Mis en examen pour 24 empoisonnements, l’ancien anesthésiste de la clinique Saint-Vincent, le docteur Frédéric Péchier, est soupçonné de huit nouveaux cas d'intoxication de patients, dont quatre mortels.
L'affaire avait retenti en mars 2017. Elle provoquait la stupeur à la clinique Saint-Vincent et à la Polyclinique de Franche-Comté. Frédéric Péchier, ce médecin anesthésiste de 45 ans, était mis en examen pour avoir volontairement empoisonné sept patients entre 2008 et 2017. Placé sous contrôle judiciaire, il a toujours contesté ces accusations. L'anesthésiste est soupçonné d'avoir empoisonné les poches de perfusion de patients âgés de 4 à 80 ans, afin de provoquer des arrêts cardiaques lui permettant de démontrer ses talents de réanimateur, tout en discréditant des collègues avec lesquels il était en conflit.
Etienne Manteaux, le procureur de la République de Besançon tenait une conférence de presse ce mardi après-midi. Il a annoncé que les investigations portaient sur huit nouveaux cas de patients intoxiqués, dont quatre sont morts. Sur ces huit cas, sept correspondent à des intoxications présumées avec recours à l'adrénaline. Il s’agit d’une substance qui ne faisait pas partie des molécules retenues auparavant. Un huitième cas avait déjà été évoqué au cours de l'enquête, en 2020. En ajoutant les 24 empoisonnements de l'information judiciaire ouverte en 2017, Frédéric Péchier est désormais soupçonné de 32 empoisonnements, dont 13 mortels.
Ces huit cas sont donc versés au dossier mais l'anesthésiste n'est pas encore mis en examen pour ceux-ci. La magistrate attend les contre-expertises qui devraient arriver d'ici cinq mois. Après avoir reçu ces expertises, elle réentendra le docteur Péchier et décidera si elle le met en examen pour ces huit nouveaux cas.

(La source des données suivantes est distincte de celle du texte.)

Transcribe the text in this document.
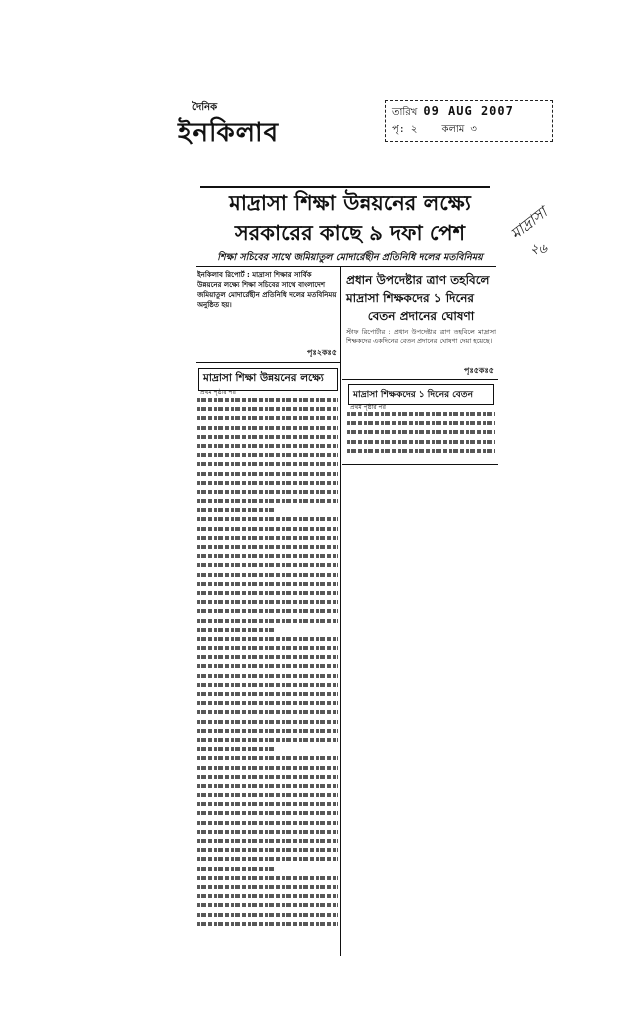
দৈনিক
ইনকিলাব
তারিখ 09 AUG 2007
পৃ: ২ কলাম ৩
মাদ্রাসা
২৬
মাদ্রাসা শিক্ষা উন্নয়নের লক্ষ্যে
সরকারের কাছে ৯ দফা পেশ
শিক্ষা সচিবের সাথে জমিয়াতুল মোদার্রেছীন প্রতিনিধি দলের মতবিনিময়
ইনকিলাব রিপোর্ট : মাদ্রাসা শিক্ষার সার্বিক উন্নয়নের লক্ষ্যে শিক্ষা সচিবের সাথে বাংলাদেশ জমিয়াতুল মোদার্রেছীন প্রতিনিধি দলের মতবিনিময় অনুষ্ঠিত হয়।
পৃঃ২কঃ৫
মাদ্রাসা শিক্ষা উন্নয়নের লক্ষ্যে
প্রথম পৃষ্ঠার পর
প্রধান উপদেষ্টার ত্রাণ তহবিলে
মাদ্রাসা শিক্ষকদের ১ দিনের
বেতন প্রদানের ঘোষণা
স্টাফ রিপোর্টার : প্রধান উপদেষ্টার ত্রাণ তহবিলে মাদ্রাসা শিক্ষকদের একদিনের বেতন প্রদানের ঘোষণা দেয়া হয়েছে।
পৃঃ৫কঃ৫
মাদ্রাসা শিক্ষকদের ১ দিনের বেতন
প্রথম পৃষ্ঠার পর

Ce 30 septembre, il est 22h lorsque la mère de Frédéric Péchier l’entend crier, et décide d’entrer dans sa chambre. L’homme, alcoolisé, est assis face à elle sur le rebord de la fenêtre, et lui déclare : « Je n’en peux plus », avant de se laisser tomber en arrière, dans le vide, à 3,75 mètres de haut. Sa tête heurte le sol composé d’un dallage en béton. « Il a été polytraumatisé à la suite de ce choc, et son pronostic vital était engagé lors de son hospitalisation. Ce n’est plus le cas aujourd’hui, mais les médecins ne peuvent actuellement se prononcer sur l’évolution de son état de santé, et les éventuelles séquelles » indique Etienne Manteaux, le procureur de la République de Besançon. Une enquête a été ouverte suite à cette tentative de suicide, conduite sous l’autorité du parquet de Poitiers. Sa mère a remis un message en date du 21 septembre 2021, où l’anesthésiste indiquait : « Je veux que cette vie s’arrête, je veux mourir innocent ».

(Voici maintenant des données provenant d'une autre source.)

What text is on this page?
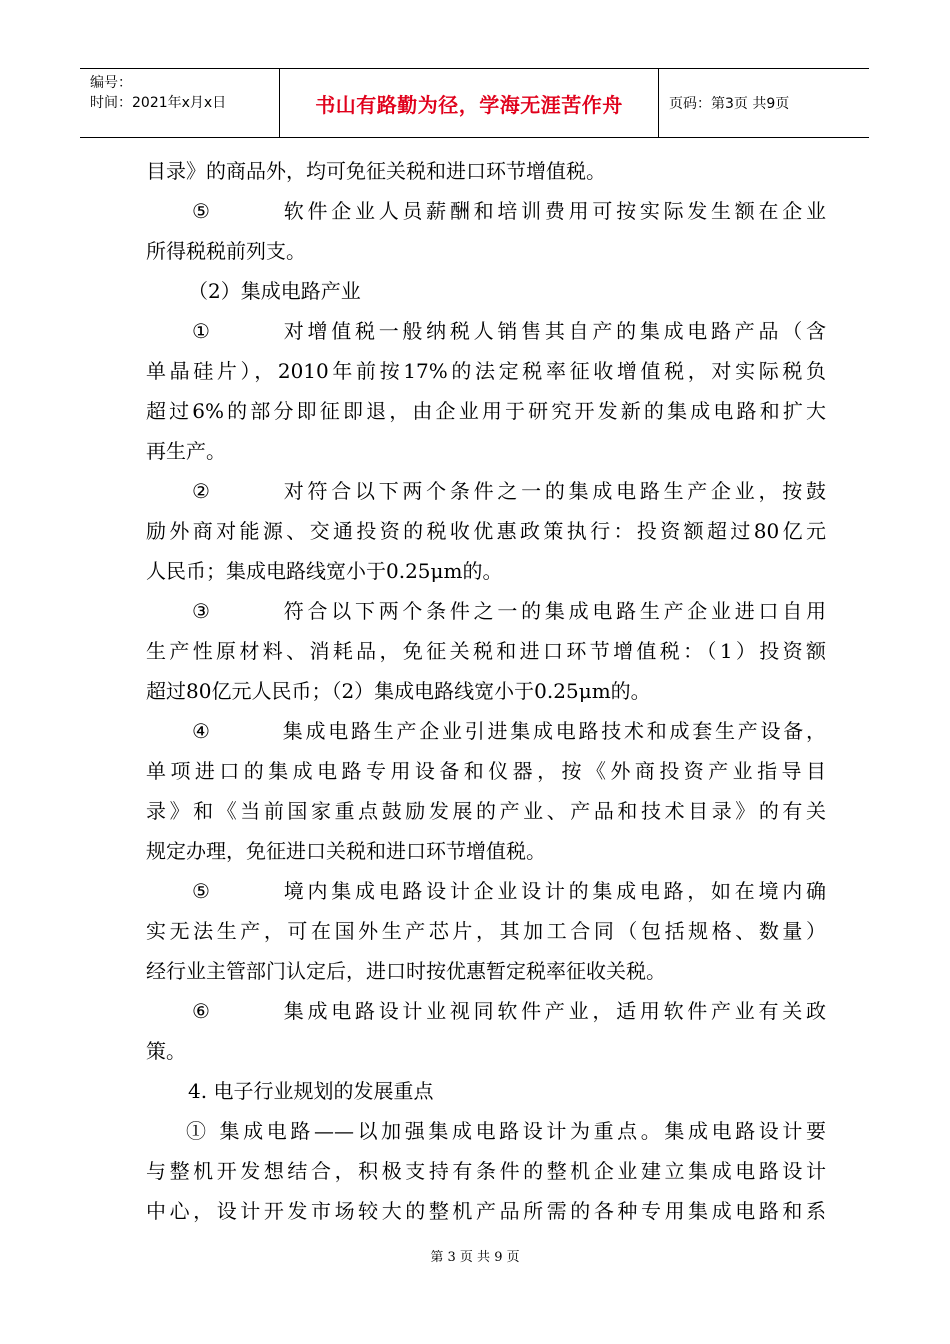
编号：
时间：2021年x月x日	书山有路勤为径，学海无涯苦作舟	页码：第3页 共9页
目录》的商品外，均可免征关税和进口环节增值税。
⑤	软件企业人员薪酬和培训费用可按实际发生额在企业
所得税税前列支。
（2）集成电路产业
①	对增值税一般纳税人销售其自产的集成电路产品（含
单晶硅片），2010年前按17%的法定税率征收增值税，对实际税负
超过6%的部分即征即退，由企业用于研究开发新的集成电路和扩大
再生产。
②	对符合以下两个条件之一的集成电路生产企业，按鼓
励外商对能源、交通投资的税收优惠政策执行：投资额超过80亿元
人民币；集成电路线宽小于0.25μm的。
③	符合以下两个条件之一的集成电路生产企业进口自用
生产性原材料、消耗品，免征关税和进口环节增值税：（1）投资额
超过80亿元人民币；（2）集成电路线宽小于0.25μm的。
④	集成电路生产企业引进集成电路技术和成套生产设备，
单项进口的集成电路专用设备和仪器，按《外商投资产业指导目
录》和《当前国家重点鼓励发展的产业、产品和技术目录》的有关
规定办理，免征进口关税和进口环节增值税。
⑤	境内集成电路设计企业设计的集成电路，如在境内确
实无法生产，可在国外生产芯片，其加工合同（包括规格、数量）
经行业主管部门认定后，进口时按优惠暂定税率征收关税。
⑥	集成电路设计业视同软件产业，适用软件产业有关政
策。
4. 电子行业规划的发展重点
① 集成电路——以加强集成电路设计为重点。集成电路设计要
与整机开发想结合，积极支持有条件的整机企业建立集成电路设计
中心，设计开发市场较大的整机产品所需的各种专用集成电路和系
第 3 页 共 9 页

Cette déclaration de la mère de Frédéric Péchier et de ses proches a agacé le parquet de Besançon, et plus particulièrement Etienne Manteaux. « Je ne peux pas laisser dire cela sans réagir, et c’est la raison première de mon intervention d’aujourd’hui » précise le procureur de la République. « Je souhaite rétablir la vérité en rappelant les grandes étapes que ce dossier a connues », poursuit-il. Des trois informations judiciaires, à la mise en examen du suspect, en passant par les enquêtes préliminaires, la quantité abondante d’analyses et d’investigations en cours, Etienne Manteaux énumère pléthore de constituants dans ce vaste dossier. De l’exhumation des corps, des expertises et contre-expertises, de l’analyse des molécules présentes dans les poches de réhydratation servant à perfuser les patients, le procureur de la République liste un nombre considérable de données. « Ce dossier compte à cette heure plus de 15.700 cotes, que doivent nécessairement maîtriser et connaître les experts, et cela dit tout le travail conséquent qui doit être mené » indique Etienne Manteaux. « Il faudra encore que M. Péchier et que ses proches fassent preuve de patience », souligne-t-il.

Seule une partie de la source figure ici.